[PATCH] D82858: [llvm-objdump] Detect note section for ELF objects

James Henderson via Phabricator via llvm-commits llvm-commits at lists.llvm.org
Tue Jun 30 06:28:34 PDT 2020


jhenderson added a reviewer: grimar.
jhenderson added a comment.

In D82858#2122464 <https://reviews.llvm.org/D82858#2122464>, @rochauha wrote:

> In D82858#2122431 <https://reviews.llvm.org/D82858#2122431>, @jhenderson wrote:
>
> > Could you more clearly clarify what the motivation here is? Is this working towards some missing GNU compatibility or similar? If so, could you paste an example of what GNU objdump produces, please.
> >
> > Note that .note sections can be dumped using llvm-readelf in GNU style, just not as part of the disassembly.
>
>
> GNU compatibility is not a goal here. The idea is to support disassembling everything that appears in a binary. Right now almost every entity is disassembled as instructions (even notes). This is not very helpful to the user.
>
> Let us consider the example of notes. A user has to use llvm-readobj to look at notes and then use llvm-objdump to look at instructions. There is //some// overlap between the functionality llvm-readobj and llvm-objdump as well. For example, both also support only looking at symbols. I guess this divide between both tools is not necessary.
>
> llvm-objdump is more 'feature rich' in the sense that it allows to look at target specific parts of the code as well. Right now the plan is to add some of the missing functionality to llvm-objdump. The final goal would be to support re-assemblable disassembly after we are able to disassemble all contents of a binary.
>
> At the time of writing, no mainstream tool supports re-assemblable disassembly. The ones which do are mostly proprietary.

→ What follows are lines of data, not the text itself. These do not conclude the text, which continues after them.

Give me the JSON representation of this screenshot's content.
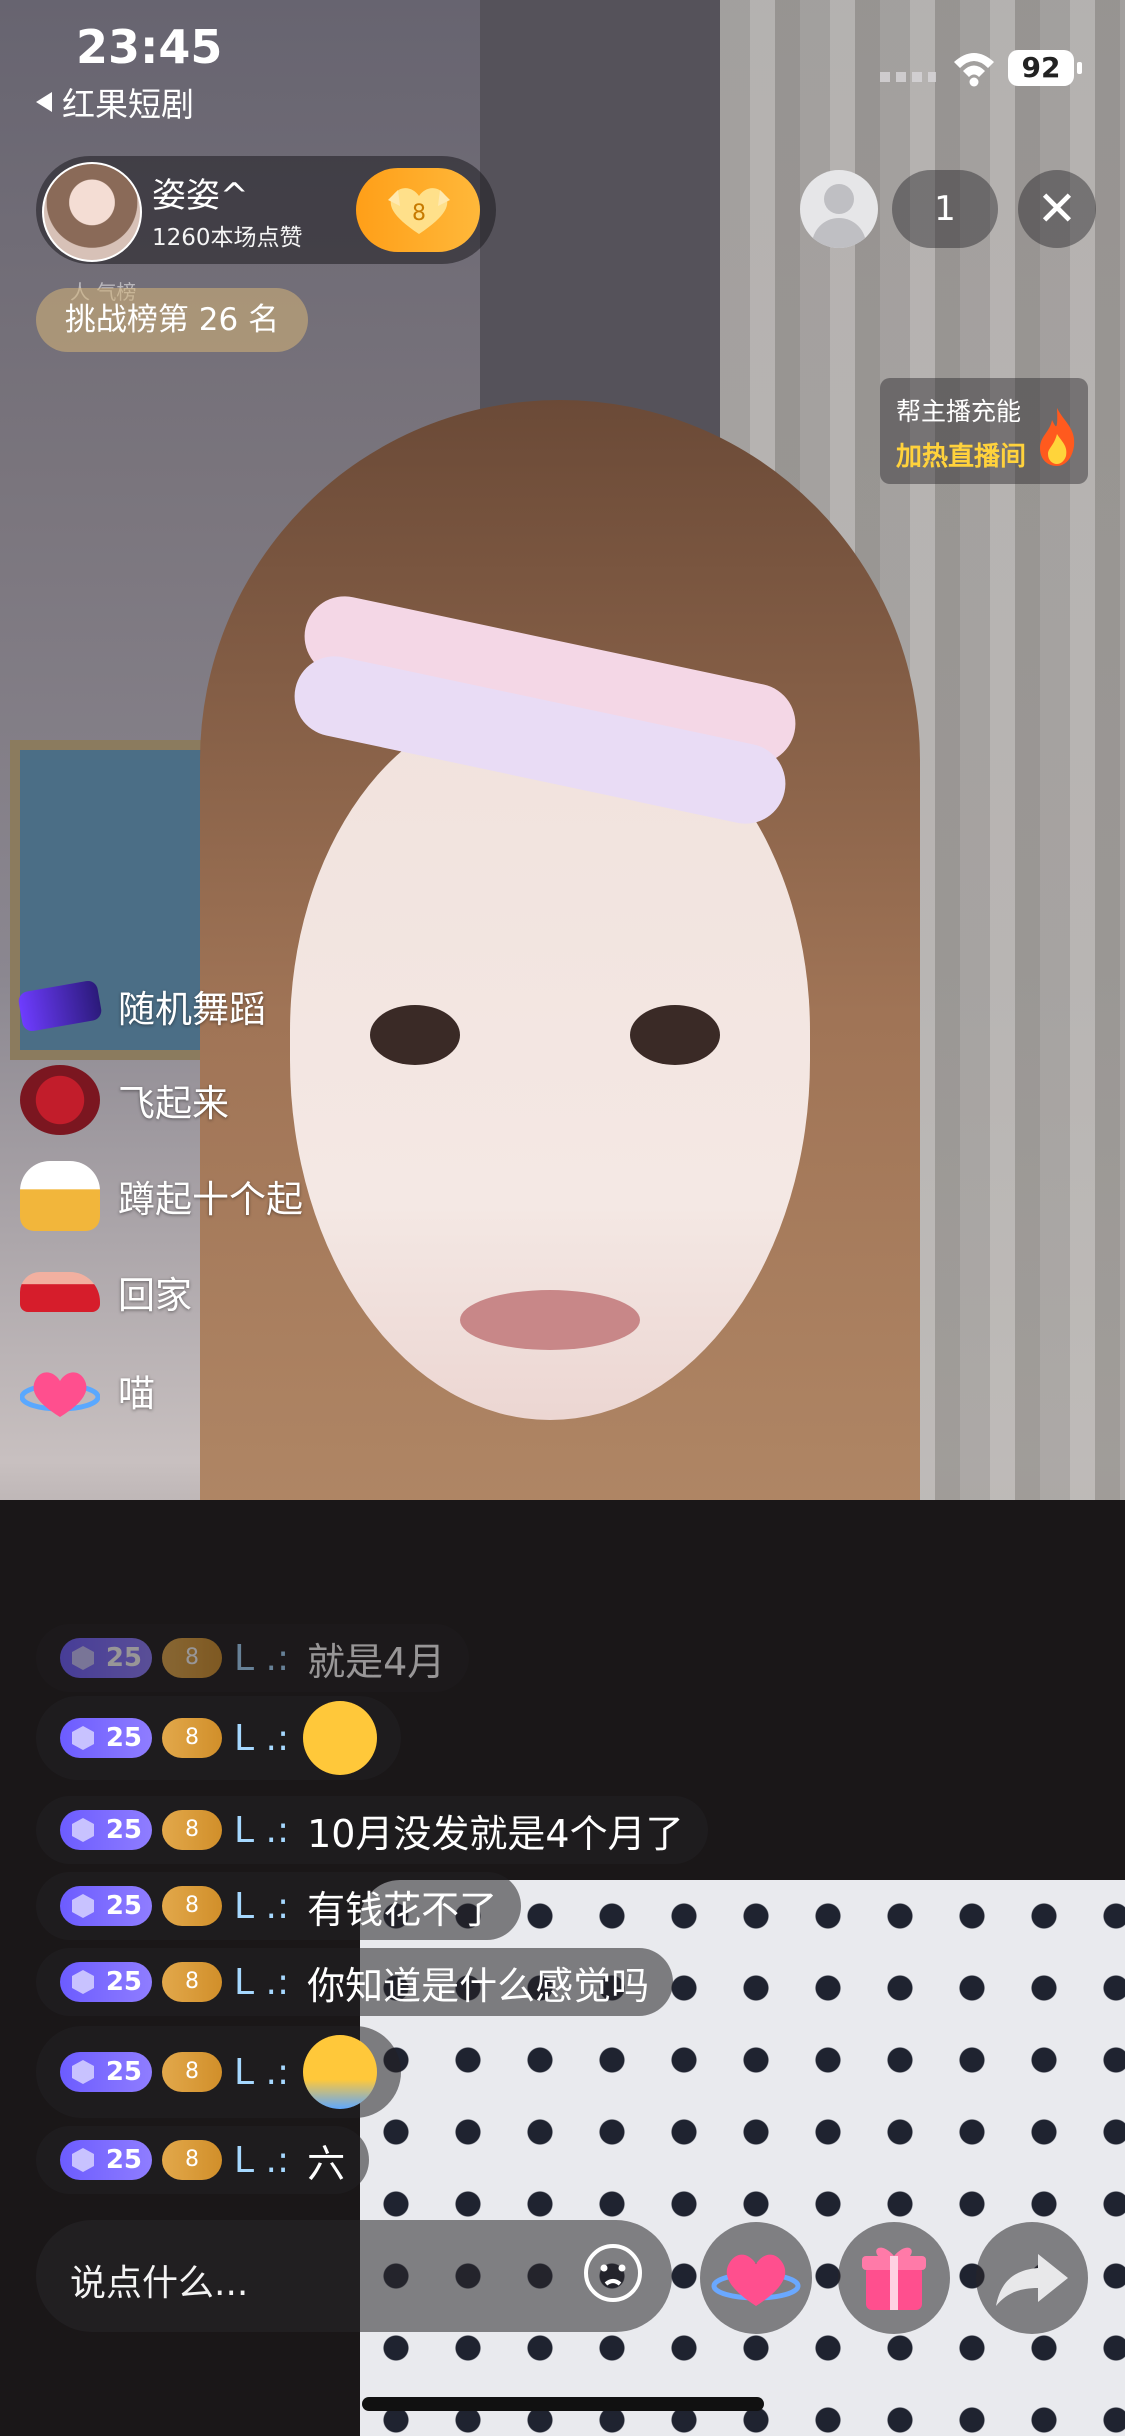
{
  "status_bar": {
    "time": "23:45",
    "back_app": "红果短剧",
    "battery": "92"
  },
  "host": {
    "name": "姿姿^",
    "likes": "1260本场点赞",
    "badge_level": "8",
    "rank_small": "人 气榜",
    "rank": "挑战榜第 26 名"
  },
  "viewers": {
    "count": "1"
  },
  "charge_panel": {
    "line1": "帮主播充能",
    "line2": "加热直播间"
  },
  "gift_menu": [
    {
      "label": "随机舞蹈",
      "icon": "sunglasses-icon"
    },
    {
      "label": "飞起来",
      "icon": "rose-bouquet-icon"
    },
    {
      "label": "蹲起十个起",
      "icon": "beer-mug-icon"
    },
    {
      "label": "回家",
      "icon": "sports-car-icon"
    },
    {
      "label": "喵",
      "icon": "heart-planet-icon"
    }
  ],
  "chat": [
    {
      "level": "25",
      "fan": "8",
      "user": "L .:",
      "msg": "就是4月",
      "faded": true
    },
    {
      "level": "25",
      "fan": "8",
      "user": "L .:",
      "msg": "",
      "emoji": "rolling-eyes-emoji"
    },
    {
      "level": "25",
      "fan": "8",
      "user": "L .:",
      "msg": "10月没发就是4个月了"
    },
    {
      "level": "25",
      "fan": "8",
      "user": "L .:",
      "msg": "有钱花不了"
    },
    {
      "level": "25",
      "fan": "8",
      "user": "L .:",
      "msg": "你知道是什么感觉吗"
    },
    {
      "level": "25",
      "fan": "8",
      "user": "L .:",
      "msg": "",
      "emoji": "crying-emoji"
    },
    {
      "level": "25",
      "fan": "8",
      "user": "L .:",
      "msg": "六"
    }
  ],
  "bottom_bar": {
    "placeholder": "说点什么..."
  },
  "colors": {
    "accent_orange": "#ffa81f",
    "charge_yellow": "#ffd23c",
    "level_purple": "#7a6bff",
    "username_blue": "#a6d8ff"
  }
}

If that's the motivation, I don't think I can support it for various reasons:

1. Having multiple tools to do the same job is not a good idea - each requires its own maintenance, the behaviour can diverge, bugs might require fixing in two places/support for new things etc etc etc. In an ideal world, we'd merge all the binary tools (GNU and LLVM) into a single tool, or redistribute functionality somehow, so that we don't have duplicate functionality like we already do. This takes us further away from that ideal.
2. Decoding the .note section in a special manner takes us further away from GNU compatibility. It's not clear to me that GNU would want to add this functionality themselves.
3. I'm not convinced people actually find dumping all sections in an interpreted form at once useful. Do you actually have any users for that? I think most people are interested in the disassembly of their code, but are unlikely to want this information in the same output as note information.
4. I don't quite follow whether you're saying that one motivation is to make things re-assembleable, but if it is, the .note section is not the place to start - there are other sections where this would be more useful (e.g. data sections).
5. I'm not sure I follow your "feature rich" comment. llvm-readelf for example has just as much access to the object as a whole and so is able to use target-specific information where appropriate (for example, it knows about various target-specific flags, can parse the target-specific attributes section etc).